Mark T. Kettler, a Postdoctoral Research Associate with the Nanovic Institute for European Studies, will offer a public lecture as part of the Nanovic Institute’s Lunch Lecture series. 

What has motivated ethnic cleansing historically? More particularly, what is the relationship between settler colonialism and genocide? These are questions of perennial concern for scholars and policy-makers hoping to understand, predict, and arrest ethnic violence.

This talk will complicate the link between Lebensraum and genocide by closely examining influential proposals for establishing German imperial rule in Eastern Europe during WWI. German intellectuals and policy-makers in WWI were keenly interested in using the conquest of Eastern European territory to sever the German Empire’s dependence on foreign imports and boost national demographic growth.
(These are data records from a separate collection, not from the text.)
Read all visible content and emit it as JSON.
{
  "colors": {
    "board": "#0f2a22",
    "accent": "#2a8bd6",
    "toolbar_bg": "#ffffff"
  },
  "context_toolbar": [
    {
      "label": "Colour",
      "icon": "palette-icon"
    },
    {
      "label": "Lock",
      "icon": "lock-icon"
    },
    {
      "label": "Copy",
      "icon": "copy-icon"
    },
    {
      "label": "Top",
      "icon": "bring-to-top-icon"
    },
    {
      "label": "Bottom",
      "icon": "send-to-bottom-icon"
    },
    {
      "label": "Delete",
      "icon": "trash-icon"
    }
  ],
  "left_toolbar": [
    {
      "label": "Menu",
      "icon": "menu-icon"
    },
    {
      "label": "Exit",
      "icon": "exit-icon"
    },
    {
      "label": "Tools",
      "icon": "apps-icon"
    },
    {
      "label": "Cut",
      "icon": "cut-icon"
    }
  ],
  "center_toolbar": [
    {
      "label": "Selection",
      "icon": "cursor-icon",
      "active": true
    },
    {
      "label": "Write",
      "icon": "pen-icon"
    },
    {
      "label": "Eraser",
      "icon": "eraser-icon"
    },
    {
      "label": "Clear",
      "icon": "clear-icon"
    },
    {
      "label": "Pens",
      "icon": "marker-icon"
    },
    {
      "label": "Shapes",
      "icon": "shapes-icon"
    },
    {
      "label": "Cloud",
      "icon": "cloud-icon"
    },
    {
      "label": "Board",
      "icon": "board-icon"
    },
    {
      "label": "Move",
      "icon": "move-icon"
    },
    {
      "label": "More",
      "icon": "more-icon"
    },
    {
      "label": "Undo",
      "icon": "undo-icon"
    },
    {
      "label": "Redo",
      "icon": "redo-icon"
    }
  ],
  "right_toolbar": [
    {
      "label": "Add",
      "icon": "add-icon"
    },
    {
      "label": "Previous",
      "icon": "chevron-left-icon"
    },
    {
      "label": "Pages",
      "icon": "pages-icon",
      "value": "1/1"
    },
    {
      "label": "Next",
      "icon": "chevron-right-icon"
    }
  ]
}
However, few who sought to acquire new German “colonies” or Lebensraum in Eastern Europe endorsed the use of ethnic cleansing in these spaces. Moreover, German imperialists who did condone ethnic cleansing as an instrument of imperial policy typically proposed it for projects or reasons unrelated to the acquisition of Lebensraum. Imperialists’ desire for economic autarky and national demographic growth played a relatively small role in their preference for, or aversion to, the enactment of ethnic cleansing during imperial expansion.

An instructor of European studies, Mark is a historian of Germany and East-Central Europe. He studies imperialism and colonialism to analyze larger questions of national identity and the relationship of ethnic minorities to the modern state. He is currently working on a manuscript, provisionally entitled The Knight, Death, and the Devil. The book examines the German occupation of Russian Poland in WWI, arguing that this occupation fundamentally transformed how German military, political, and intellectual elites understood the relationship between ethnic diversity and imperial stability.

Mark received his Ph.D. in history from the University of California, Berkeley, in 2018. His work has been supported by the German Academic Exchange Service (DAAD).